Ferrocene-containing amphiphilic polynorbornenes as biocompatible drug carriers

Abstract

Redox-stimuli responsive amphiphilic copolymers have recently emerged as promising drug carrier systems with controllable drug release. Herein, we first reported the synthesis of two well-defined redox-stimuli responsive ferrocene-containing polymers, amphiphilic diblock copolymer PN(Fc-b-TEG) and random copolymer PN(Fc-r-TEG), via ring-opening metathesis polymerization (ROMP), and compared their properties as drug carriers. Results showed that both of the obtained copolymers could self-assemble into globular nanoscale core–shell micelles in aqueous solution and showed tunable redox responses.
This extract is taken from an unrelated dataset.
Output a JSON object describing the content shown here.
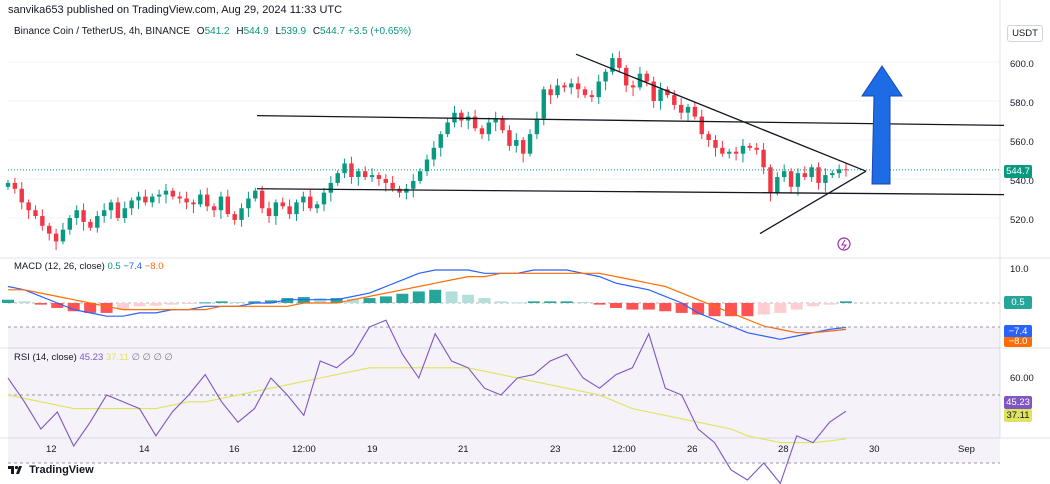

The copolymer micelles were used to entrap the hydrophobic dye Nile red (NR) or anticancer drug doxorubicin (DOX). The DOX encapsulation efficiency of PN(Fc-b-TEG) is 66.7% which is higher than that of PN(Fc-r-TEG) (21.1%) under the same conditions. Meanwhile, the DOX-loaded micelles exhibited oxidation-controlled drug release, and the release rate could be mediated by the concentration of oxidants. Cell counting kit (CCK) assay and model organism zebrafish embryo studies were further performed to disclose the biocompatibility and safety of the copolymer micelles, and the results showed that the copolymers had excellent biocompatibility. The neoteric ferrocene-containing copolymer carriers with reversible redox-response are anticipated to have potential in targeted drug delivery systems for cancer therapy.